Andrew Brunson, il pastore evangelico di 50 anni, è forse inconsapevolmente alla base della crisi tra Usa e Turchia nonché del tracollo della lira turca e della guerra economica e diplomatica tra i due Paesi. L’uomo, come ricorda Il Sole 24 ore, è un cittadino americano originario della North Carolina, da 23 anni in Turchia e dal 2016 in carcere con l’accusa di essersi reso complice del fallito colpo di stato del medesimo anno in Turchia e di legami con il leader religioso Fetullah Gulen che vive in esilio negli Usa. Quest’ultimo è ritenuto anche lui coinvolto nel mancato golpe e Ankara da sempre auspica la sua estradizione. Secondo i media turchi questa mattina un tribunale ha respinto l’appello per la liberazione del pastore. Il Consigliere americano per la Sicurezza nazionale John Bolton ha confermato la “continua detenzione di Andrew Brunson” e a sua detta non ci sarebbe nulla da trattare con la Turchia prima della sua liberazione. Se per alcuni il caso Brunson sarebbe alla base della crisi tra i due Paesi, nella realtà questo ha rappresentato solo la classica goccia che ha portato ad inasprire i rapporti. (Aggiornamento di Emanuela Longo)

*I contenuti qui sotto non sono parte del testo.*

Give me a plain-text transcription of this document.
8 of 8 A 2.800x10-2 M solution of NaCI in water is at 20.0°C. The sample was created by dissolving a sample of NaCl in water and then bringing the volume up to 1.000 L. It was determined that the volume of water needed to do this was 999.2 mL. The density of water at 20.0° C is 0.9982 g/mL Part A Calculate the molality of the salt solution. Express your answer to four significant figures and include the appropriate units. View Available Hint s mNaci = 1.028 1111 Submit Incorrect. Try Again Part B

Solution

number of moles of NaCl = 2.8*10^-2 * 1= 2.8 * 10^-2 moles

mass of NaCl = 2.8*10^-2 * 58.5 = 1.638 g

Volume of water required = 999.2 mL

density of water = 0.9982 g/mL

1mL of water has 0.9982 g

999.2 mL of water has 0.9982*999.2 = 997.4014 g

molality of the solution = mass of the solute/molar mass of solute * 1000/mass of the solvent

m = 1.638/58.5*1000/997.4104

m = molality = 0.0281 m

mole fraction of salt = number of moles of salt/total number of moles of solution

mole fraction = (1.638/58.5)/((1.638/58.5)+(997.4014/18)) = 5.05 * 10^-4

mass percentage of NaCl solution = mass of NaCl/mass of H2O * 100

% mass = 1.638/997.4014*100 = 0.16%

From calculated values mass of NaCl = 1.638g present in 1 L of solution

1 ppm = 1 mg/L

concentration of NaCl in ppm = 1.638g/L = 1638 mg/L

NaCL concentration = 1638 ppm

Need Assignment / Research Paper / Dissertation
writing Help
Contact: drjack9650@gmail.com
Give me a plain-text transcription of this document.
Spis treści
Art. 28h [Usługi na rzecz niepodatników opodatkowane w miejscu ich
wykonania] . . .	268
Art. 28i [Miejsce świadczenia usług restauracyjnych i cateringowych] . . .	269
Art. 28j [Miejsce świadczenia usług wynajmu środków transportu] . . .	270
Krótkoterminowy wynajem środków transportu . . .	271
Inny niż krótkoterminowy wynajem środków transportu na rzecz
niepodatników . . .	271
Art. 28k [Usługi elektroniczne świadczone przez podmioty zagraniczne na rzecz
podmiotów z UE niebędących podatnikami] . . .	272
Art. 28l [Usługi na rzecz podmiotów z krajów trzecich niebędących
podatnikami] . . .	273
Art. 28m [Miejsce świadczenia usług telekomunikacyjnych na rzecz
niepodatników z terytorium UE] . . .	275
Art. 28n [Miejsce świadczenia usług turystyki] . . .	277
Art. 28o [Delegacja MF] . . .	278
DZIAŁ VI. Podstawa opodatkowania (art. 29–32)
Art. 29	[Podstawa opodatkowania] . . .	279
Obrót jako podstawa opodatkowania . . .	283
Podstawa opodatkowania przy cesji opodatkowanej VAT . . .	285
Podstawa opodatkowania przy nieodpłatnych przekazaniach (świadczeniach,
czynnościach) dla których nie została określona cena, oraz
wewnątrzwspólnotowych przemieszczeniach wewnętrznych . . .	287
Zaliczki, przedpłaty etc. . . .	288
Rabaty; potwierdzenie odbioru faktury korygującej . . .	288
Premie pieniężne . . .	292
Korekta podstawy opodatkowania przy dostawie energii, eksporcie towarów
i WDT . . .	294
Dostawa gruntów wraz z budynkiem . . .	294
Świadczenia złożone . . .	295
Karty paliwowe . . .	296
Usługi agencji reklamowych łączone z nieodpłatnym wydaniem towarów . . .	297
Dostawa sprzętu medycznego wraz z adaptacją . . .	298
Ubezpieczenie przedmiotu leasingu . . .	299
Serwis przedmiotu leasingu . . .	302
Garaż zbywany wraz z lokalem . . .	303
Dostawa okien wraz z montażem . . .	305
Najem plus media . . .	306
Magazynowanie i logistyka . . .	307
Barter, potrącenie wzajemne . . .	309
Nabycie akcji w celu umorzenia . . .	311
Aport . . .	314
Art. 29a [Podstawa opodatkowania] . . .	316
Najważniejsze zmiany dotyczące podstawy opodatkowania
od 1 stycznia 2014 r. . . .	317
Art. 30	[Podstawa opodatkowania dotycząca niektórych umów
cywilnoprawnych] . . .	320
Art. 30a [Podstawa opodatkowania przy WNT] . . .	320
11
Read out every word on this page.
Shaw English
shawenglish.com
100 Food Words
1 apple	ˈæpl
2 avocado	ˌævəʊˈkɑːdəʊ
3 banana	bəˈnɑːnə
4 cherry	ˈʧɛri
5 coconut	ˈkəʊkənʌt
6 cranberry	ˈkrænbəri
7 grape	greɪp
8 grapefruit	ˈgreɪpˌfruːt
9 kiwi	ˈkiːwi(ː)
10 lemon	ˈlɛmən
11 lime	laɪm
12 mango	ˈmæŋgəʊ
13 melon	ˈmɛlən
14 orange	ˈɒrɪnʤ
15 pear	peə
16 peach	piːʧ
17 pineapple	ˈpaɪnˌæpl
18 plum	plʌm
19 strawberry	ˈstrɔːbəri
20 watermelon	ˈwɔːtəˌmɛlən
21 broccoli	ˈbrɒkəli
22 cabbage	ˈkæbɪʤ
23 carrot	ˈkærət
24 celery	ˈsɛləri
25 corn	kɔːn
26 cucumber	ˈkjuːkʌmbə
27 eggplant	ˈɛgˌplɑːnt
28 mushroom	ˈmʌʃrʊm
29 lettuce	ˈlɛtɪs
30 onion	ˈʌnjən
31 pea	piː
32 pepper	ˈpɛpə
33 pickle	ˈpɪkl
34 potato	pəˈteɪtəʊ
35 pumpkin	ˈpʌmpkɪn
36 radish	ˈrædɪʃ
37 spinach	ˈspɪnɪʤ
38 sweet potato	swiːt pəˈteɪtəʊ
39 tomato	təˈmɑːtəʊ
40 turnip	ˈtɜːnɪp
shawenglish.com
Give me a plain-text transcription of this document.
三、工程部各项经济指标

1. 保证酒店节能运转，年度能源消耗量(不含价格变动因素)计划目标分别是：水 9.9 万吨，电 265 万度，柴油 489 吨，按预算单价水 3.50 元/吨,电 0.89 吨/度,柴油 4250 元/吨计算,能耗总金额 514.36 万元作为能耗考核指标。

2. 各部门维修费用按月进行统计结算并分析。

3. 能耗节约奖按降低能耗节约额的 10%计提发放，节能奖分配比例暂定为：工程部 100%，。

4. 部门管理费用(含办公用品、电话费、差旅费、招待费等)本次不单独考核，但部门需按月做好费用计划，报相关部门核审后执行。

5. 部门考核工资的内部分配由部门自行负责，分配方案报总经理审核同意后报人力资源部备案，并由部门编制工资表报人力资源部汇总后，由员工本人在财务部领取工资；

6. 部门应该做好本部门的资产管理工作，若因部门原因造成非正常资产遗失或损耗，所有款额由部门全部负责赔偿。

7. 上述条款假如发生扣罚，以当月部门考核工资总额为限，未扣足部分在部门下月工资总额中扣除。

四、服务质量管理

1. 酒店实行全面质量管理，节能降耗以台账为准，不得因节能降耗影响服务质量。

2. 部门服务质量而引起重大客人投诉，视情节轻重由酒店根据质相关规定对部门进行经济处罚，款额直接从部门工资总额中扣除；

RESPINTO IL RILASCIO DEL PASTORE USA
Nuova richiesta di scarcerazione respinta del pastore americano Andrew Brunson, attualmente detenuto in Turchia. Come riferito poco fa dai colleghi dell’edizione online de La Repubblica, un tribunale ha deciso di non assecondare le richieste degli Stati Uniti, acuendo probabilmente ancora di più la crisi intercorsa fra le due nazioni. Il rilascio di Brunson è infatti all’origine dello scontro fra l’amministrazione Trump e Ankara, con la nazione americana che ha di conseguenza deciso di sanzionare duramente Erdogan, con conseguente crisi economico-finanziaria del suo paese.
L’ORGOGLIO DI ERDOGAN
Brunson è detenuto in Turchia dall’autunno del 2016, ed è accusato di terrorismo e spionaggio per essere legato ai golpisti di Fetullah Gulen. Come dicevamo, la ritorsione americana ha portato ad una crisi senza precedenti in Turchia, con la Lira che rispetto al cambio con il dollaro è ai minimi storici. Erdogan, in maniera forse fin troppo orgogliosa, non poteva però cedere alle richieste di Washington, ed ha di conseguenza trattenuto per l’ennesima volta il pastore. Ormai sta portando avanti da qualche giorno a questa parte questa sua campagna nazionalistica contro il nemico a stelle e strisce, e i cittadini sembrano seguirlo: dove finirà?